Unlike many of the other victims of Trump’s invective, Kim Jong-un and Nicolas Maduro both deserve to be vilified. They are vicious dictators who show no regard for human life or the basic norms of civilized society. Kim’s villainy is of a higher order than Maduro’s—North Korea is the most repressive place on Earth—and he poses a much greater threat to the United States. Maduro isn’t developing nuclear weapons or threatening to attack U.S. territory. He does, however, deserve considerable calumny for destroying the last remnants of Venezuela’s democracy, whereas Kim Jong-un has simply continued the totalitarianism that he inherited from his father and grandfather.
It is entirely fit and proper for a president of the United States to denounce both Kim and Maduro. But that doesn’t mean that the way Trump went about is smart. He is, in fact, playing right into the dictators’ hands with his over-the-top threats.
He warned Kim Jong-un: “North Korea best not make any more threats to the United States. They will be met with fire and fury like the world has never seen.” Far from backing down after these comments were criticized, he doubled down, saying that the U.S. was “locked and loaded” for war. If taken seriously, Trump’s comments suggest that he is prepared to wage war not in response to North Korean actions but simply North Korean words.
There is, in fact, no sign that the U.S. is getting ready for conflict. If that were the case, the U.S. armed forces would be evacuating 200,000 American civilians from South Korea and rushing in the additional forces called for under the Pentagon’s war plan—Oplan 5027. That’s not happening, and senior officials—Secretary of State Rex Tillerson, Secretary of Defense Jim Mattis, National Security Advisor H.R. McMaster, and Chairman of the Joint Chiefs of Staff Gen. Joe Dunford—all say that conflict is not “imminent.”
Trump’s saber-rattling is unlikely to cause North Korea to stop its nuclear program. If anything, Kim will only redouble his efforts in the face of this American threat, while basking in further confirmation that the U.S. really is, as his propaganda claims, a warmonger intent on destroying North Korea. With Kim already on the verge of acquiring the capability to hit the U.S. with nuclear-tipped ICBMs, either the North Korean despot will call Trump’s bluff, leading to a loss of American credibility, or he will invite a catastrophic conflict. Neither option, needless to say, is a good one.
Trump’s threat of a “military option” against Venezuela is even more misguided. The U.S. is not going to invade Venezuela no matter how many human-rights abuses Maduro commits because we don’t have any national-security interest in doing so. Normally Trump himself is the first one to argue against humanitarian interventions, but, in this case, he allowed his rhetoric to run away with him.
Whatever his motivation, the Defense Department is even less prepared and willing to attack Venezuela than it is North Korea. The only concrete consequences of Trump’s wild threat is to force America’s Latin American allies to distance themselves from Washington and to hand Maduro a propaganda victory. Like Kim Jong-un, he, too, justifies his dictatorship as a defense against Yanqui colonialism and militarism, and Trump’s words seem to provide support for his propaganda. Moreover, assuming that Trump’s words don’t lead Maduro to change his repressive policies, the failure to back up this threat will further dent American credibility.

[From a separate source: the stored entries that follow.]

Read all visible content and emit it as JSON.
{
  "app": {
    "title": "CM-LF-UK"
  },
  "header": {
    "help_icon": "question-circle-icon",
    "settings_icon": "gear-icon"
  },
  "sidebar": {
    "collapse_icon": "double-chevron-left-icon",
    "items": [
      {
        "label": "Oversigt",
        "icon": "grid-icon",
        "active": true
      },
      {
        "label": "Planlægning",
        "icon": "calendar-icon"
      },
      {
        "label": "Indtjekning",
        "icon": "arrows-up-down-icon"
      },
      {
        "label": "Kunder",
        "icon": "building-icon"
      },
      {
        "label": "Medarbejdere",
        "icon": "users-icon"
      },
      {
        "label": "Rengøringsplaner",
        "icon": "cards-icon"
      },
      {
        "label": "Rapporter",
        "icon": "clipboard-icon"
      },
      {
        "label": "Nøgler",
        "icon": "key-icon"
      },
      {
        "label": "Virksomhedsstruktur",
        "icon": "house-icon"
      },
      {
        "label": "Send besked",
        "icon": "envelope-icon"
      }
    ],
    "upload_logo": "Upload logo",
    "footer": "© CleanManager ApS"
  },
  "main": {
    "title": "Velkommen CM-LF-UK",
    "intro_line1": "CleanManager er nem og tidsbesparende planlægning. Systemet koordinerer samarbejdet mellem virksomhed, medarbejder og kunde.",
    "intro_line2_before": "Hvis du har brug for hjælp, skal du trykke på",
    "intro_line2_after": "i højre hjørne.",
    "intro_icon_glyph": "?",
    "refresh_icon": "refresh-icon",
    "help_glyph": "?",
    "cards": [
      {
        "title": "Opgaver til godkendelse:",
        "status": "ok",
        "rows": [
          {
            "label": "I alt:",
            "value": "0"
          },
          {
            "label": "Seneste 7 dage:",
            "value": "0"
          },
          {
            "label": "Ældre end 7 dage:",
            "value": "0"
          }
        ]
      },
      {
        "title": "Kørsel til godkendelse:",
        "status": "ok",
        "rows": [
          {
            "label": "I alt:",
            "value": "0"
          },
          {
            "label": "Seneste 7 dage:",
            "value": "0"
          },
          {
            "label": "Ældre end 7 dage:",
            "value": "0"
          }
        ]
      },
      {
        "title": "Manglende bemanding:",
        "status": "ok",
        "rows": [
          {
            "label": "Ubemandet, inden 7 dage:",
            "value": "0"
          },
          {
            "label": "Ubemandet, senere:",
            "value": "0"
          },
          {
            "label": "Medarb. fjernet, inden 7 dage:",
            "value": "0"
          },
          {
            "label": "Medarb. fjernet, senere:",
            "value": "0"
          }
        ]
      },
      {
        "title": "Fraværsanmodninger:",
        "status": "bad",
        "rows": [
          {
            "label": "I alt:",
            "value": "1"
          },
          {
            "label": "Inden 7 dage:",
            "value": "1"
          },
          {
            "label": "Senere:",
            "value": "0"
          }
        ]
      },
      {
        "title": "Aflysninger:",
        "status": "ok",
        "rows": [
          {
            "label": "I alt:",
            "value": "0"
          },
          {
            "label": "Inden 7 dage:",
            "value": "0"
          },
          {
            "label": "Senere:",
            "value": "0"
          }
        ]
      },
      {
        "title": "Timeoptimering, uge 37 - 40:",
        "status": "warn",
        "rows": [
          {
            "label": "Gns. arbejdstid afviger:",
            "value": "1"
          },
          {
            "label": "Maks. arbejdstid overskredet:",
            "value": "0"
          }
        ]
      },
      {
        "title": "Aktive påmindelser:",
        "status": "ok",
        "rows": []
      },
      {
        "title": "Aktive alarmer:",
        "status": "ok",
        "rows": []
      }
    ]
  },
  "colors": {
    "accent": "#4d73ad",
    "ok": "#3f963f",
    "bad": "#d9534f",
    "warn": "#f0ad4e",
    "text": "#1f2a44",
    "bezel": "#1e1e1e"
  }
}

Trump found hyperbole to be a useful tool in the real estate business and his pursuit of the White House. But a president in control of the world’s mightiest military cannot afford so much loose talk without doing grave damage to American security and running the risk of needless conflict. Many hoped that the arrival of Gen. John Kelly as White House chief of staff would lead to a more moderate tone from the president. So far it hasn’t happened, but it’s never too late for Trump to adopt Theodore Roosevelt’s motto: “speak softly and carry a big stick.”